A company with less than $20,000 in the bank was handed tens of millions of dollars.
That decision now sits in federal court, alongside a question that has not been fully answered in public filings: what due diligence preceded it?
At the center of the company is Mark D. Schmidt.
In a sworn declaration, he states that he makes the final decisions on all major aspects of Cyberlux’s operations. Investments. Contracts. Manufacturing. Everything above $100,000 requires his approval.
He owns the decisions.
Around him are the mechanisms that are supposed to provide oversight.
A lawyer who also held shares. A city attorney whose taxpayers funded legal work connected to the company. A contractor writing checks of extraordinary size relative to the company’s financial position. A court-appointed receiver whose role was to supervise, later accused of conspiracy by the man he was meant to oversee.
Individually, each of these relationships can be explained. Together, they begin to resemble something else.
Oversight, in theory, is simple. Someone watches. Someone asks questions. Someone says no when the answers don’t make sense.
Here, every layer that should have provided friction either aligned, benefited, or was challenged the moment it attempted to function.
And when questions began to surface publicly, the response was not clarity. It was activity, persistent and structured, timed closely enough to matter.
That absence of scrutiny does not sit in a vacuum.

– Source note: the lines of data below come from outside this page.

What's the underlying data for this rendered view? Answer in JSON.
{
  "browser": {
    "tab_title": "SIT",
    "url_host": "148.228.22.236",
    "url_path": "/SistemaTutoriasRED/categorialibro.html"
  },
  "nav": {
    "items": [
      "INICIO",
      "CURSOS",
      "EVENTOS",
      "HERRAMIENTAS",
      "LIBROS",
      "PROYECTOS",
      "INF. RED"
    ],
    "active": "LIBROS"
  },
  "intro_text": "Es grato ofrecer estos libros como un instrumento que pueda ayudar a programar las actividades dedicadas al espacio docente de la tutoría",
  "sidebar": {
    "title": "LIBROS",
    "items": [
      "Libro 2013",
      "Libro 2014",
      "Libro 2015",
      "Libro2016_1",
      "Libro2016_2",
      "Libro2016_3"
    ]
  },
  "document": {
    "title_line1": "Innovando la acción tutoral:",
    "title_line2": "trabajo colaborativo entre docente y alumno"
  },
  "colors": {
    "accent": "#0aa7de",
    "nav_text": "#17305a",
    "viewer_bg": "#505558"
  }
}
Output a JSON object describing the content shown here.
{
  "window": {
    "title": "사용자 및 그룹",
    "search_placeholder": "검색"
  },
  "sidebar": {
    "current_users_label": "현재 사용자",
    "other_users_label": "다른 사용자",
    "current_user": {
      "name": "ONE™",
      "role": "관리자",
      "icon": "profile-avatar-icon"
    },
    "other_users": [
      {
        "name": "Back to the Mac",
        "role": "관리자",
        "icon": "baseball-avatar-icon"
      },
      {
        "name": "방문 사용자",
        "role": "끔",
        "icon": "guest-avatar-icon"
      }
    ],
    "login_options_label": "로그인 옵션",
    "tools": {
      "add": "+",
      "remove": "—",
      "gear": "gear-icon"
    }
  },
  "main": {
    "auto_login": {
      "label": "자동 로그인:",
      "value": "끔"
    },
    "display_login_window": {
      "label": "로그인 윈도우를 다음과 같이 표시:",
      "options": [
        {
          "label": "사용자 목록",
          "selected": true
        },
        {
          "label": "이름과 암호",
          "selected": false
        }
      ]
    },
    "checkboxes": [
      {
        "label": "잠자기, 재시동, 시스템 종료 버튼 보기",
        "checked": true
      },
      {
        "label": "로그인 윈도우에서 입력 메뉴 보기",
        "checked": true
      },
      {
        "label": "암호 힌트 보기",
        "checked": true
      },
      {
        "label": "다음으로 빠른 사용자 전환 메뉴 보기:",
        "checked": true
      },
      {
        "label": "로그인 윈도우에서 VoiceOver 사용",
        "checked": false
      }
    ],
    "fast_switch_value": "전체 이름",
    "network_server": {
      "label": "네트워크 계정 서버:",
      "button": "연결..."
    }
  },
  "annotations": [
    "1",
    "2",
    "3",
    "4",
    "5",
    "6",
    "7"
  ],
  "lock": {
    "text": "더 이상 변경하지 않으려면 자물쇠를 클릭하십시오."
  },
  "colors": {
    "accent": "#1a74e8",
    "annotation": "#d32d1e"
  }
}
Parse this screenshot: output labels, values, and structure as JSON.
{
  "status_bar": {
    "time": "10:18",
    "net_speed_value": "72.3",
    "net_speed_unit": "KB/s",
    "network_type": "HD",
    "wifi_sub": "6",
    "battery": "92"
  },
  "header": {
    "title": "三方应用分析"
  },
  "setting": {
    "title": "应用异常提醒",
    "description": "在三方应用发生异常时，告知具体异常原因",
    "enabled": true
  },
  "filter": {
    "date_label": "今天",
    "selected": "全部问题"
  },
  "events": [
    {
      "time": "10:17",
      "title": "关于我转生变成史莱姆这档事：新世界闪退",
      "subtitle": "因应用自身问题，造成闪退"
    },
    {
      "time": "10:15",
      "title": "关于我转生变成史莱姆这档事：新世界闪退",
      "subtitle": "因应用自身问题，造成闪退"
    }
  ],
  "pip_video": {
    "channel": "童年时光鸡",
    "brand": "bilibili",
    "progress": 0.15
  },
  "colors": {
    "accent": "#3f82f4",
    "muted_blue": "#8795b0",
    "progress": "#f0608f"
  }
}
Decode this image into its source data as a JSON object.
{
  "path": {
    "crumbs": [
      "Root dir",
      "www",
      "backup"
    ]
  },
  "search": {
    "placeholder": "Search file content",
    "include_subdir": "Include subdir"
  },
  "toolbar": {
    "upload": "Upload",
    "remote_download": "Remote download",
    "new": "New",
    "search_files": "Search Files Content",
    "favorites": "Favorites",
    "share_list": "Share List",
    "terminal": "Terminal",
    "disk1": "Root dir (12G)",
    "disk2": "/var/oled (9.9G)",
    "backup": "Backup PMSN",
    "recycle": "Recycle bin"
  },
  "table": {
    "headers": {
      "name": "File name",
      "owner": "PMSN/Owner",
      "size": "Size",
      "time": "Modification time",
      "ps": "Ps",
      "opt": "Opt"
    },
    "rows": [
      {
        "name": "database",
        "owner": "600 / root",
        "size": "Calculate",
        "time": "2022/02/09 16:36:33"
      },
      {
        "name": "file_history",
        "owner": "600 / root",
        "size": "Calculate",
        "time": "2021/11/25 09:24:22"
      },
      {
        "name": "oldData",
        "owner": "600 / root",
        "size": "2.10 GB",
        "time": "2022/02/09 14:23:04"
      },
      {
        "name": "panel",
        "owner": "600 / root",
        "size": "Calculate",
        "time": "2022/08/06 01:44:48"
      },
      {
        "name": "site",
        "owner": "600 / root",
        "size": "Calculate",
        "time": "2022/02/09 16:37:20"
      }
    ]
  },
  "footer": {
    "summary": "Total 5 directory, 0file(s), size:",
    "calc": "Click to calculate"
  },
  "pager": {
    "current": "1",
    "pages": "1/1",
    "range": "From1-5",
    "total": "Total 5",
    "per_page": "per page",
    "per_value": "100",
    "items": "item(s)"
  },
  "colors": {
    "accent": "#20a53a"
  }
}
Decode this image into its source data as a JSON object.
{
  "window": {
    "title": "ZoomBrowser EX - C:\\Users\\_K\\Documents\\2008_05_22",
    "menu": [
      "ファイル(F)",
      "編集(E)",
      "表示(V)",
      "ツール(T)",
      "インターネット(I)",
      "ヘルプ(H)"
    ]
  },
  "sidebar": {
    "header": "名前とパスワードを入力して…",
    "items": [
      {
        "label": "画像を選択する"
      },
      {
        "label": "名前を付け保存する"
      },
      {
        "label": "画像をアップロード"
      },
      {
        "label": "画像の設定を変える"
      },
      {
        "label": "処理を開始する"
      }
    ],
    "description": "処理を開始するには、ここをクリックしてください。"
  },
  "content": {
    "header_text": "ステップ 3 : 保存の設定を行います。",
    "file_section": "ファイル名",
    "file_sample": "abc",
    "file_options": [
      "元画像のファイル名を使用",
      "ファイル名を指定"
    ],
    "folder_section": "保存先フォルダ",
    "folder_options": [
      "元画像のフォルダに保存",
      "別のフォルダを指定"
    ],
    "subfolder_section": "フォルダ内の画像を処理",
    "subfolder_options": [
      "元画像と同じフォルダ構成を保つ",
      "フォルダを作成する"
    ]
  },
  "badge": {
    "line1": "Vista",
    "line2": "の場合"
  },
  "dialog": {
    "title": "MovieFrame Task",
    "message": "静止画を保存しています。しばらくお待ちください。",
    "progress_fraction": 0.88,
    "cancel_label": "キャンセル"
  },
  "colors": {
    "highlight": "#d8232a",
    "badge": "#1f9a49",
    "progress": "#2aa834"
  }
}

RB Capital and its principals, Brett and Deborah Rosen, have since been indicted in San Diego in connection with an alleged stock promotion scheme involving Cyberlux.
So you sit with the record. The filings. The timestamps. The messages. The gaps.
With the credibility of a $78.8 million contract, distracting investors and others from reality was simple for entities like sassybitch. She just needed to make everything and everyone else easier to dismiss.
If Mark Schmidt says he was responsible for everything, and if his lawyer had a stake, and if his contractor funded the operation, and if his oversight mechanism was neutralized when it acted, then the question is not just what happened.
The question remains; Who was watching—and why did they allow this continue in plain view?
Disclaimer
All articles and commentary regarding Cyberlux Corporation are based entirely on information drawn from publicly available sources, including court records, government documents, and financial disclosures filed with OTC Markets. The content presented here is intended solely for informational and analytical purposes and should not be interpreted as legal advice, financial advice, or investment guidance.
Any interpretations, opinions, or conclusions expressed reflect analysis of these publicly available materials. Determinations regarding legal matters ultimately rest with the courts and appropriate authorities.
Readers are encouraged to independently verify information and conduct their own research. If you believe any reporting contains an error and can provide verifiable documentation, we welcome the opportunity to review and promptly correct any inaccuracies.